According to filings from the Southern District of New York, Dash sent a formal notice on September 17, 2025, announcing his intent to sue filmmaker Josh Webber, producer Tony White, actress Claudia Jordan, attorney Christopher Brown, and others. In the letter, he accuses them of “fraud, perjury, theft of intellectual property, defamation, tortious interference, harassment, and financial manipulation,” claiming over $100 million in damages.
Dash maintains that he created, financed, and directed The List, later renamed Dear Frank, but was cut out of the project and never compensated. He alleges that the film’s producers and their legal team conspired to steal his work, strip him of credit, and publicly defame him.

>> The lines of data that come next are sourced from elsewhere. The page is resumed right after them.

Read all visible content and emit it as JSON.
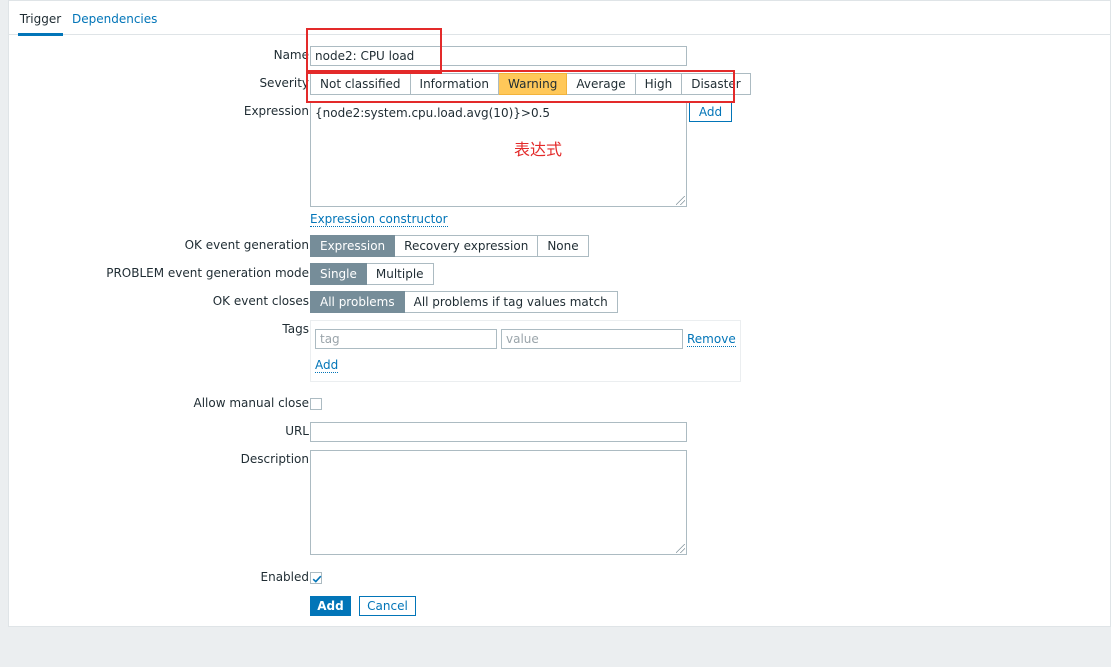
{
  "tabs": [
    {
      "label": "Trigger",
      "active": true
    },
    {
      "label": "Dependencies",
      "active": false
    }
  ],
  "form": {
    "name": {
      "label": "Name",
      "value": "node2: CPU load"
    },
    "severity": {
      "label": "Severity",
      "options": [
        "Not classified",
        "Information",
        "Warning",
        "Average",
        "High",
        "Disaster"
      ],
      "selected": "Warning"
    },
    "expression": {
      "label": "Expression",
      "value": "{node2:system.cpu.load.avg(10)}>0.5",
      "add_button": "Add",
      "constructor_link": "Expression constructor"
    },
    "ok_event_generation": {
      "label": "OK event generation",
      "options": [
        "Expression",
        "Recovery expression",
        "None"
      ],
      "selected": "Expression"
    },
    "problem_event_mode": {
      "label": "PROBLEM event generation mode",
      "options": [
        "Single",
        "Multiple"
      ],
      "selected": "Single"
    },
    "ok_event_closes": {
      "label": "OK event closes",
      "options": [
        "All problems",
        "All problems if tag values match"
      ],
      "selected": "All problems"
    },
    "tags": {
      "label": "Tags",
      "tag_placeholder": "tag",
      "value_placeholder": "value",
      "remove_link": "Remove",
      "add_link": "Add"
    },
    "allow_manual_close": {
      "label": "Allow manual close",
      "checked": false
    },
    "url": {
      "label": "URL",
      "value": ""
    },
    "description": {
      "label": "Description",
      "value": ""
    },
    "enabled": {
      "label": "Enabled",
      "checked": true
    },
    "actions": {
      "add": "Add",
      "cancel": "Cancel"
    }
  },
  "annotation": {
    "text": "表达式",
    "color": "#e32a2a"
  },
  "colors": {
    "accent": "#0275b8",
    "warning": "#ffc859",
    "selected_gray": "#768d99"
  }
}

In the same letter, Dash also accuses attorney Chris Brown of coordinating “fraudulent litigation” through multiple lawsuits meant to ruin his reputation and finances, pushing him toward bankruptcy. He claims Brown and others tampered with his assets — including his Roc-A-Fella Inc. equity — and interfered with his legal representation to secure a default judgment against him.
The filing further outlines Dash’s accusations of business misappropriation involving a cannabis partnership with Larry Smith, who he says cut him out of profits from a strain he developed with Cam’ron called “Pink Mink.”
Dash’s letter demands public retractions, an end to all defamatory behavior, full profit accountings from his projects, and a $100 million payout within 14 days — or he’ll file a federal RICO lawsuit.
This fiery move follows several ongoing legal battles. Just days after his RICO warning, lawyers for Webber and Muddy Water Pictures urged the court to continue proceedings against Dash’s company, Poppington LLC, despite its bankruptcy filing. The plaintiffs want to auction off Poppington’s film assets — including Honor Up, Too Honorable, and the album Welcome to Blackroc — through a U.S. Marshal sale, claiming Dash has no authority to stop it.
In that same filing, Christopher Brown accused Dash of using bankruptcy as a delay tactic, pointing out that the mogul recently announced new ventures, including a Sony Music distribution deal for his group Black Guns, a Simon & Schuster book deal, and even the purchase of “new diamond dentures.”
Despite the mounting legal pressure, Dash has stayed defiant. Speaking on The Breakfast Club last month, he insisted that he knows his worth and won’t let anyone “define” him by money.
If filed, Dash’s potential lawsuit could become one of the most explosive legal counters in his ongoing feud with Webber and his former business partners.